To resolve the present situation, the United Nations has made a series of recommendations including adopting, as soon as possible, a national search plan for the people who disappeared. Although the report gives a period of 90 days for Spain to produce a calendar to this effect, this is not binding and no sanctions may be imposed on Spain if the government does not comply.
Lack of funding
One of the biggest problems in the search and exhumation of the victims is a lack of funds. When the Socialist government was in power it awarded 25 million euros in grants for “historical memory”. Emilio Silva says this money enabled them “to take on two or three people and act more quickly”.
The last time funding was granted was in 2011. In April 2012 the Conservative government promised that the grants for “historical memory” would continue, but would only be used for exhumations. Despite this announcement, the funding was dropped from the 2013 budget.
Now, the associations are continuing their activity as best they can. For example, the next excavations carried out by ARMH will be financed by a 6,000 euro donation from a Norwegian syndicate.
“Between 2000 and 2007, the exhumations were carried out without the use of public money,” says Emilio Silva, who insists that the work will continue. The advantage the associations have, he explains, is that although they do not have money, they do have the cooperation of forensic scientists, psychologists, anthropologists and archeologists.
“There are some highly qualified people we cannot pay, but who help us voluntarily,” says the founder of the ARMH.
The principal expense is the cost of the DNA tests that are carried out to identify the people who have been exhumed. For this, the ARMH has the help of a laboratory “where they are very good to the association” and an NGO in Argentina which carries out some of the analyses without charging.
The map of the graves
The Law of Historical Memory ordered a map to be drawn up for the whole of Spain, showing the location of the 2,000 mass graves discovered so far. The Ministry of Justice is responsible for producing this map and keeping it updated from the information supplied by the different regions.
From the beginning, the associations detected different reactions to the matter. While Andalucía has responded wholeheartedly other regions such as Valencia have cooperated to a lesser extent, so the map does not show a reliable picture of the extent of the repression. Nevertheless, although it is incomplete, the map does show that the shootings and killings took place all over the country.

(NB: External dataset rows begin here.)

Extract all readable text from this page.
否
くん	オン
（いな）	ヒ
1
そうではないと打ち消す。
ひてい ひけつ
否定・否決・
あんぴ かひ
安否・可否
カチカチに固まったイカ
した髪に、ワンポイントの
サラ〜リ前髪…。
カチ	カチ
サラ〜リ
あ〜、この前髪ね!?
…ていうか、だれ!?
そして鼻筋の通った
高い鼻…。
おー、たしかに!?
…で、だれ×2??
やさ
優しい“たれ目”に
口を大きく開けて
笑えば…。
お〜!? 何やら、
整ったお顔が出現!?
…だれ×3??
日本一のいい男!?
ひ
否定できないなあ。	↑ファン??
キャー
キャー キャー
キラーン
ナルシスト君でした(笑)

The ARMH believes that this map was used by the Socialist government in a partisan manner “to make it look as if they were doing something, but in fact they did nothing to recover those who died from the repression”, says Emilio Silva. “It is another example of the policy of talking about something instead of doing anything about it,” he adds.
From his own experience and his dealings with hundreds of families of victims, Emilio knows that even though decades may have passed, the killing of a father “is never far from your mind”. His grandfather was killed for defending the opening of a secular State-run school in his village. “Because of that political cause, they shot him twice in the head and left him in a ditch for 64 years,” he says.

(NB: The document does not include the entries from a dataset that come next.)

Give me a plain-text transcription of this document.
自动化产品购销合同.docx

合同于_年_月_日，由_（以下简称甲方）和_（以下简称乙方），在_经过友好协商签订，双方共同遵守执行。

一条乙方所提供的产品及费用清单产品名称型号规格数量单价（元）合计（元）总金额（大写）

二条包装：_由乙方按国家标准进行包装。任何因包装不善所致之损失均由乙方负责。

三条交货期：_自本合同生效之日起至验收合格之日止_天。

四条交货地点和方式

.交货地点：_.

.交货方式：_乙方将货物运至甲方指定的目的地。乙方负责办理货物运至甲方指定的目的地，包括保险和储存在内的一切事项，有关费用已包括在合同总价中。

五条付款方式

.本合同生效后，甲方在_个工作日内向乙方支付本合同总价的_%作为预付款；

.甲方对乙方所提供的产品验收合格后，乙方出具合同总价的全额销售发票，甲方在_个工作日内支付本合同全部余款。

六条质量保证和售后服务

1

Emilio points out that once the war was over, the victims of what the regime called “Marxist hordes” were exhumed. Those who had survived were given grants and jobs in the Administration, “but those in the other group are still waiting for compensation”. He believes that something has to be done about this now, because “the disappearances should not be used in a partisan way and the search for the victims should become an objective for society as a whole, and part of a State policy," he says.